Alle Opfer seien mittlerweile geborgen worden, sagte Zivilschutzminister Sergej Schoigu. Ihre Leichen würden nach Moskau übergeführt. Transportminister Igor Lewitin warf dem polnischen Piloten vor, "eigenmächtig" gehandelt zu haben. Die Sichtweite zum Unglückszeitpunkt habe nur 400 Meter betragen. Vorgeschrieben seien Landungen ab 1.000 Metern Sicht, sagte Lewitin. Es seien zwei Flugschreiber gefunden worden. Die Geräte sollen nach Moskau gebracht und dort von russischen und polnischen Spezialisten gemeinsam ausgewertet werden.

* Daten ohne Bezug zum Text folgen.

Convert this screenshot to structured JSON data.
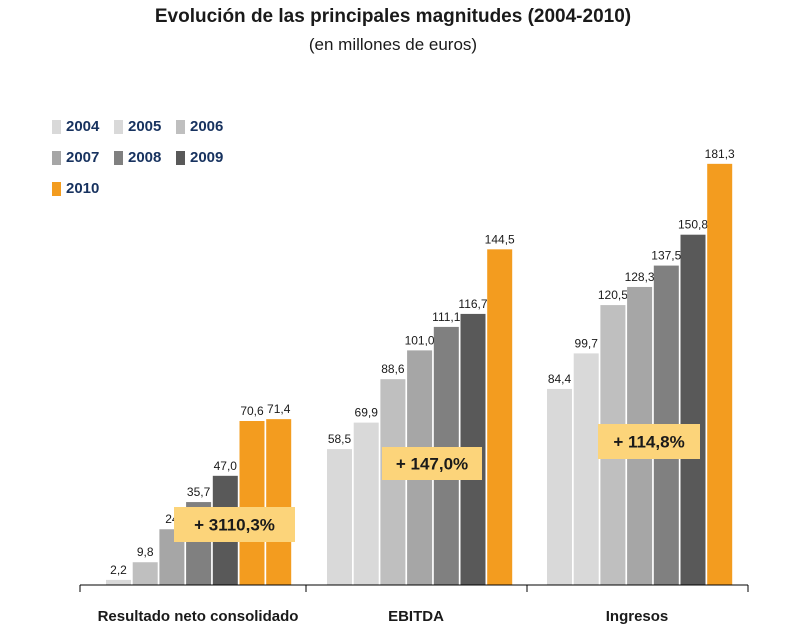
{
  "chart_data": {
    "type": "bar",
    "title": "Evolución de las principales magnitudes (2004-2010)",
    "subtitle": "(en millones de euros)",
    "categories": [
      "Resultado neto consolidado",
      "EBITDA",
      "Ingresos"
    ],
    "series": [
      {
        "name": "2004",
        "color": "#d9d9d9",
        "values": [
          null,
          58.5,
          84.4
        ],
        "labels": [
          "",
          "58,5",
          "84,4"
        ]
      },
      {
        "name": "2005",
        "color": "#d9d9d9",
        "values": [
          2.2,
          69.9,
          99.7
        ],
        "labels": [
          "2,2",
          "69,9",
          "99,7"
        ]
      },
      {
        "name": "2006",
        "color": "#bfbfbf",
        "values": [
          9.8,
          88.6,
          120.5
        ],
        "labels": [
          "9,8",
          "88,6",
          "120,5"
        ]
      },
      {
        "name": "2007",
        "color": "#a6a6a6",
        "values": [
          24,
          101.0,
          128.3
        ],
        "labels": [
          "24",
          "101,0",
          "128,3"
        ]
      },
      {
        "name": "2008",
        "color": "#808080",
        "values": [
          35.7,
          111.1,
          137.5
        ],
        "labels": [
          "35,7",
          "111,1",
          "137,5"
        ]
      },
      {
        "name": "2009",
        "color": "#595959",
        "values": [
          47.0,
          116.7,
          150.8
        ],
        "labels": [
          "47,0",
          "116,7",
          "150,8"
        ]
      },
      {
        "name": "2010",
        "color": "#f39c1f",
        "values": [
          70.6,
          144.5,
          181.3
        ],
        "labels": [
          "70,6",
          "144,5",
          "181,3"
        ]
      }
    ],
    "extra_bar": {
      "category": 0,
      "value": 71.4,
      "label": "71,4",
      "color": "#f39c1f"
    },
    "growth_labels": [
      "+ 3110,3%",
      "+ 147,0%",
      "+ 114,8%"
    ],
    "growth_color": "#fcd47a",
    "ylim": [
      0,
      200
    ],
    "grid": false,
    "legend_position": "top-left"
  }
}
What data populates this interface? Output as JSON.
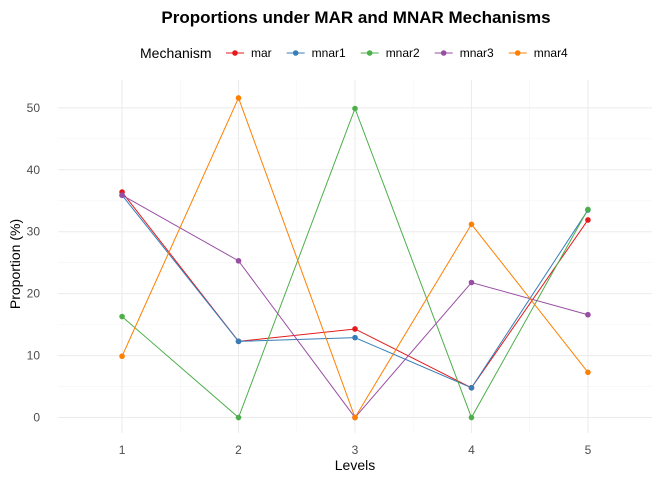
{
  "chart_data": {
    "type": "line",
    "title": "Proportions under MAR and MNAR Mechanisms",
    "xlabel": "Levels",
    "ylabel": "Proportion (%)",
    "legend_title": "Mechanism",
    "legend_position": "top",
    "grid": true,
    "x": [
      1,
      2,
      3,
      4,
      5
    ],
    "x_tick_labels": [
      "1",
      "2",
      "3",
      "4",
      "5"
    ],
    "y_ticks": [
      0,
      10,
      20,
      30,
      40,
      50
    ],
    "y_tick_labels": [
      "0",
      "10",
      "20",
      "30",
      "40",
      "50"
    ],
    "xlim": [
      0.45,
      5.55
    ],
    "ylim": [
      -2.5,
      54.5
    ],
    "series": [
      {
        "name": "mar",
        "color": "#e41a1c",
        "values": [
          36.4,
          12.3,
          14.3,
          4.8,
          31.9
        ]
      },
      {
        "name": "mnar1",
        "color": "#377eb8",
        "values": [
          35.9,
          12.3,
          12.9,
          4.8,
          33.5
        ]
      },
      {
        "name": "mnar2",
        "color": "#4daf4a",
        "values": [
          16.3,
          0.0,
          49.9,
          0.0,
          33.6
        ]
      },
      {
        "name": "mnar3",
        "color": "#984ea3",
        "values": [
          35.9,
          25.3,
          0.0,
          21.8,
          16.6
        ]
      },
      {
        "name": "mnar4",
        "color": "#ff7f00",
        "values": [
          9.9,
          51.6,
          0.0,
          31.2,
          7.3
        ]
      }
    ]
  }
}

Kaczynski war mit einer ranghohen Delegation auf dem Weg zu einer Gedenkfeier für die Ermordung polnischer Soldaten durch den sowjetischen Geheimdienst vor 70 Jahren im russischen Katyn. Unter den Toten ist auch Kaczynskis Frau. Auch Vize-Parlamentschef Jerzy Szmajdzinski, Vize-Außenminister Andrzej Kremer, der Chef des Generalstabs, Franciszek Gagor, und mehrere Parlamentarier sind tot. Gestorben sei die "Elite der Nation", sagte Ex-Präsident Lech Walesa.